I'm Ron Hutchcraft and I want to have A Word With You today about "Beautiful Fire."

Our word for today from the Word of God comes from Isaiah 54:16. "See, it is I who created the blacksmith who fans coals into flame and forges a weapon fit for its work." God didn't just create the blacksmith; He is a blacksmith. At least, He has been in my life. He has put me through the fire at a number of points in my life so He could reshape me.

That may be what the Divine Blacksmith is doing in your life right now. That's why it's so hot. The stress, the pain, the demands, the pressure; they might be almost unbearable. And your soul might be crying out, "Why, God?" or "How much longer, God?"

Remember how the blacksmith works. He "fans the coals into flame." Why? So it - or you - can be shaped into "a weapon fit for its work." Here's how God works to make a child He loves more like Jesus and more of a "make a difference" person than they've ever been before. Make it hot...to make it soft...to make it useful. What the blacksmith does with a hunk of metal is what God does with lives like yours and mine. Make it hot to make it soft to make it useful.

Peter was writing to believers who had lost their homes and even their loved ones because of their loyalty to Christ. They were in the fire. And Peter says, "These (trials) have come so that your faith - of greater worth than gold, which perishes even though refined by fire - may be proved genuine and may result in praise, glory, and honor when Jesus Christ is revealed" (1 Peter 1:7). The fire is not to burn you or melt you. It's to remove what's impure, to deepen your trust in God because there is no one else who can get you through this. And it's to increase your value.

The heat makes our heart softer and more pliable, like hot metal. Without the heat, we wouldn't change; we'd be in the same shape. In 2 Corinthians 1, Paul talks about going through pressure that was beyond his ability to endure, and hardships that brought deep despair, and then his perspective on why the fire happened. He says, "This happened that we might not rely on ourselves, but on God, who raises the dead." Paul was a strong, stubborn, self-reliant man who would never surrender control, never learn to totally rely on God, if the fire hadn't made him soft enough to be reshaped.

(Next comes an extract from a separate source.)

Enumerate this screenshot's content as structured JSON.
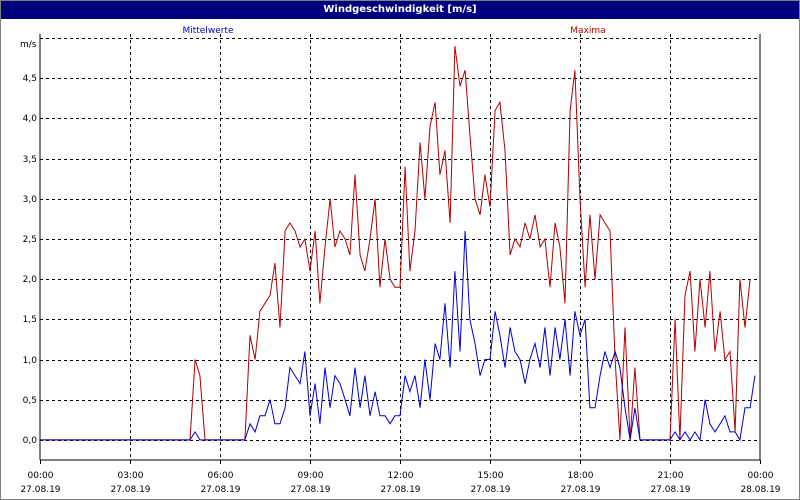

I can't ask you to enjoy the fire you're going through. No, but I can encourage you to trust the Divine Blacksmith. He knows how much heat you can take. He knows the beautiful things He wants to do in you and through you, and that's what the fire's for. He's removing the ugly. He's recreating something beautiful.

The prayer in that old chorus says it pretty well, "Spirit of the Living God, fall fresh on me. Melt me, mold me, fill me, use me." He's making it hot to make you soft so He can make you more useful than you ever imagined you could be.